Especial para o blog saudeglobal.org
Paris e a França estão mais pobres. Uma pobreza que jamais poderá ser substituída por aquilo que o dinheiro ilusoriamente poderá comprar ou que políticas sociais poderão fazer para melhorar as condições de vida materiais das pessoas. É uma pobreza espiritual, um tiro certeiro em fontes de criatividade e de pulsão de vida que não andam separadas do exercício da liberdade de pensamento e da ousadia em criticar agudamente toda a forma de poder. Pontos luminosos que dedicaram a existência em demarcar, por meio da arte inteligente, sofisticada e atenta, as virtudes e defeitos da trajetória humana e a linha tênue que os separa e sobre a qual todos nós caminhamos.
Ainda há uma geração de europeus que conheceram o quanto ment
es de pessoas como as que ontem foram abatidas pelos atos de violência e que fazem diferença para compreender e transformar o mundo em algo melhor, fazem falta. Caso elas tivessem sobrevivido aos horrores das duas guerras do Século XX quanto mais a humanidade teria ganho e evoluído?
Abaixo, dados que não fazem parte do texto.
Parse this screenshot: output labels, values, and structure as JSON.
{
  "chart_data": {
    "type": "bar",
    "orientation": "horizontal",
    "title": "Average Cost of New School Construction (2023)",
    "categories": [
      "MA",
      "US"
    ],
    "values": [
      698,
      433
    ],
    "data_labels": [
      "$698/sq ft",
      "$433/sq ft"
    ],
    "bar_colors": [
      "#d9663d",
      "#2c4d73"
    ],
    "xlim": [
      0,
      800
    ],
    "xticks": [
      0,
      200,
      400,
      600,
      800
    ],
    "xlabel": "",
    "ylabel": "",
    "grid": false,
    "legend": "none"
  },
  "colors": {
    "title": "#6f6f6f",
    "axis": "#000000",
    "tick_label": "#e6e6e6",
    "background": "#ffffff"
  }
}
Esse é a questão fundamental que deve ser feita por cada um de nós com a tragédia do Charlie Hebdo.

Não há nada pior, na perspectiva da existência individual do que ser derrubado em pleno vôo. Não há nada pior para a família e para os amigos. Mas do ponto de vista da sociedade há também uma geração de pessoas que firmaram suas concepções políticas a partir da verve refinada dos cartunistas que ontem se foram.

Ontem ouvi de um colega francês: “Cabu, Wolinski, Charb,…leurs dessins nous accompagnent depuis tellement longtemps….” O que fica é um vazio para o futuro por aquilo que seria possibilidade e que a morte trágica impossibilita.
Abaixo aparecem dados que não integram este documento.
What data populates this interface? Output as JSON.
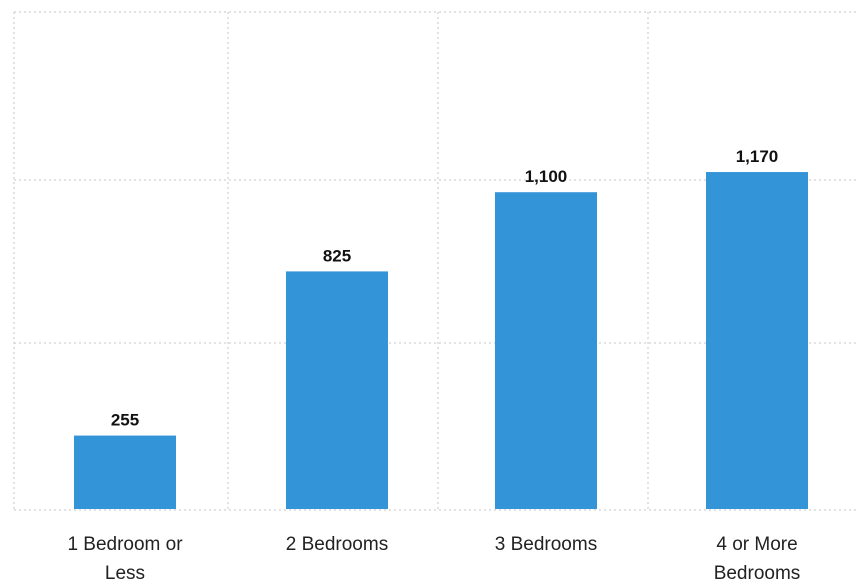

O céu parisiense, nesse período de inverno, tem se mantido permanentemente cinza. Para nós brasileiros que vivemos aqui, acostumados ao colorido do nosso clima tropical, ele faz falta. Mas essa falta de luminosidade natural é compensada pela forma de viver desse povo inteligente, bem formado politicamente e que sabe dar à liberdade o seu lugar fundamental no seu modo de viver. Paris tem o colorido do plural, da diversidade, da mistura das línguas e de modos de ser.


Jânia Maria Lopes Saldanha é Professora da Universidade Federal de Santa Maria, atualmente em Pós-Doutorado (CAPES) junto ao IHEJ – Institut des Hautes Études sur la Justice e a Universidade de Paris II
Imagens: Jânia Saldanha [Centro Perelman de Philosophie du Droit]; capa do Charlie Hebdo de 01/11/2011; montagem com fotos, em sentido horário, de Charb, Wolinski, Cabu e Tignous, assassinados ontem; fotos da manifestação na Praça da República em 07/01/2015 [Le Monde]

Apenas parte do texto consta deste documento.